Обратная связь
|
Классификация знаков по онтологической природе референта (логико-семантическая). Основанием для этой классификации становится ответ на вопрос, какого рода объект выступает для знака в качестве референта. Поскольку вопросами приложения знаков языка к объектам мира занималась сначала логика, классификация носит название логико-семантической. В зависимости от природы объекта указания знаки подразделяются на имена (индивидуальные и общие) и предикаты.
Что же может выступать в качестве объекта референциального указания? При ответе на этот вопрос мы сталкиваемся с философской проблемой онтологической относительности мира. Напомним, что «чистая» лингвистика не интересуется онтологической природой референта отображения. Для семиотики и философии языка, напротив, этот вопрос важен, поскольку речь идет о возможностях языков отображать существующий / возможные миры.
В мире, в котором мы живем, выделяются, по крайней мере, четыре вида объектов с различным онтологическим статусом:
· дискретные объекты, доступные эмпирическому наблюдению (кот);
· дискретные объекты, наблюдаемые только в сознании, существующие в виде представлений (гном);
· непредметные объекты, также существующие в виде представлений (пространство, гармония);
· недискретные свойства, или атрибуты всех выше названных объектов (зеленый, лететь).
Соответственно, в языке должны обнаруживаться и типы знаков, способных актуализировать объекты с различным онтологическим статусом – предметным и непредметным.
В нашем представлении мир – это, прежде всего, предметные объекты, существование которых подтверждается эмпирически. Так, птица, дерево, облако и камень – это так называемыеобъекты-вещи, по Аристотелю. Такого рода объекты обладают дискретной природой, поскольку они пространственно отделены друг от друга.

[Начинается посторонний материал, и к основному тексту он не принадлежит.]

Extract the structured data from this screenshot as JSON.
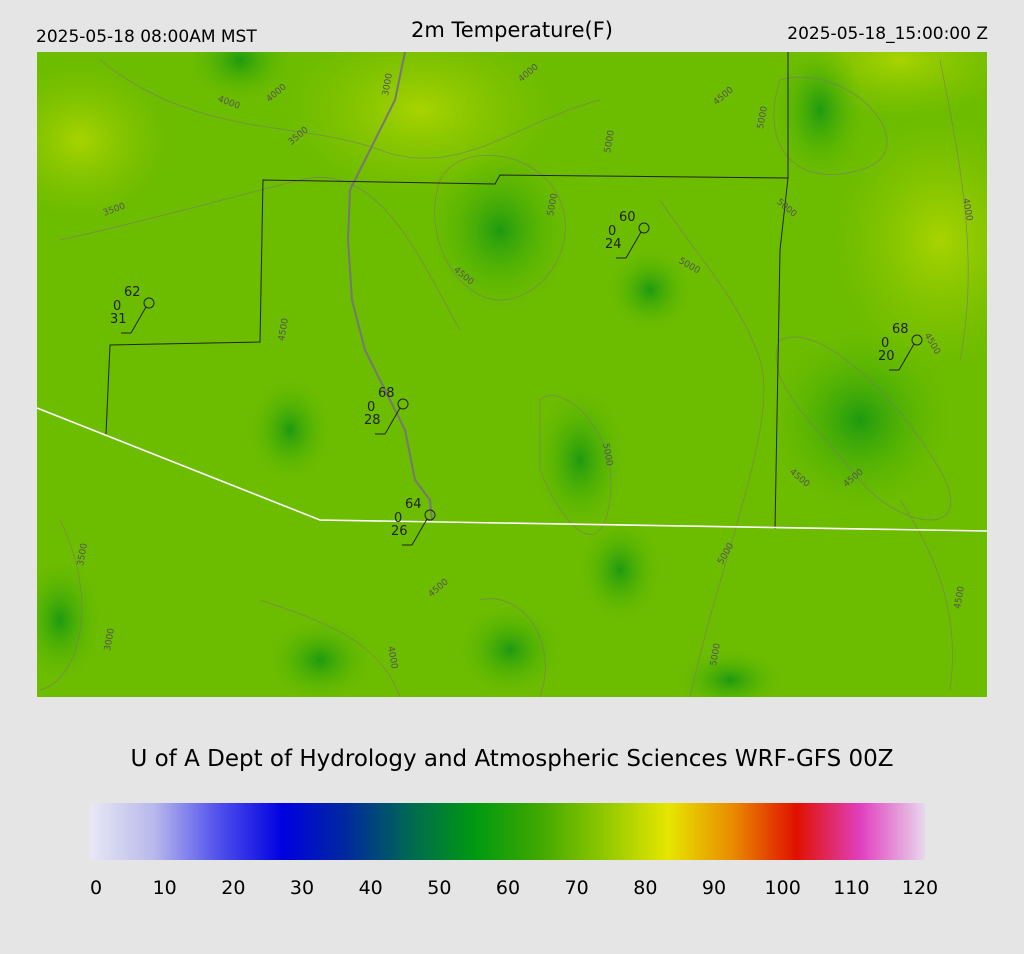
{
  "header": {
    "left": "2025-05-18 08:00AM MST",
    "title": "2m Temperature(F)",
    "right": "2025-05-18_15:00:00 Z"
  },
  "stations": [
    {
      "temp": 62,
      "dew": 0,
      "wind": 31
    },
    {
      "temp": 60,
      "dew": 0,
      "wind": 24
    },
    {
      "temp": 68,
      "dew": 0,
      "wind": 20
    },
    {
      "temp": 68,
      "dew": 0,
      "wind": 28
    },
    {
      "temp": 64,
      "dew": 0,
      "wind": 26
    }
  ],
  "contour_labels": [
    "4000",
    "4000",
    "3500",
    "3000",
    "4000",
    "4500",
    "5000",
    "3500",
    "5000",
    "5000",
    "4000",
    "4500",
    "5000",
    "4500",
    "5000",
    "4500",
    "5000",
    "3500",
    "4500",
    "4500",
    "3000",
    "4500",
    "4000",
    "5000",
    "5000",
    "4500"
  ],
  "credit": "U of A Dept of Hydrology and Atmospheric Sciences WRF-GFS 00Z",
  "colorbar": {
    "range": [
      0,
      120
    ],
    "ticks": [
      0,
      10,
      20,
      30,
      40,
      50,
      60,
      70,
      80,
      90,
      100,
      110,
      120
    ],
    "colors": [
      "#e8e8f4",
      "#b8b8ec",
      "#5050ec",
      "#0000e0",
      "#002a9c",
      "#006a50",
      "#009a10",
      "#40a800",
      "#90c800",
      "#e6e600",
      "#e88c00",
      "#e01000",
      "#e040c0",
      "#e8d8ec"
    ]
  }
}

К предметным дискретным объектам относятся и объекты, существование которых эмпирически (в нашем мире) не подтверждается. Это объекты, существующие виртуально (предметы из прошлого или будущего), а также объекты возможного мира.
Когда мы вспоминаем прошлое, объекты воспоминаний существуют уже не в реальности, но в нашей памяти: дом был прыжком геометрии в глухонемую зелень парка (И.Бродский).
А вот пример еще не существующих (для времени описываемых событий) объектов. В романе «Имя розы» У.Эко приводятся упоминания о сочинениях средневекового философа Роджэра Бэкона, который предвидел появление машин, передвигающихся силой мотора, воздухоплавательных средств и т.д. Вильгельм Баскервильский, отвечая на вопрос ученика о том, где же эти машины, произносит: Ты не тревожься, что доселе их нет. Это не значит, что их не будет.
Только в мирах Ст.Лема существуют знаменитые сепульки, а в «Баудолино» У.Эко единорога удается поймать с помощью «непорченной Девы» (сажают деву к дереву и носорог чуя девственный запах приходит приклонять голову…). Все это примеры предметных объектов возможных миров.
Для номинации (называния) любого рода предметных объектов в языке существует специальный вид знаков – имена. Поскольку «наименование чего-либо подобно прикреплению ярлыка к вещи» (Л.Витгенштейн), имена можно рассматривать как точки «непосредственного» прикрепления языка к миру, или точки их пересечения.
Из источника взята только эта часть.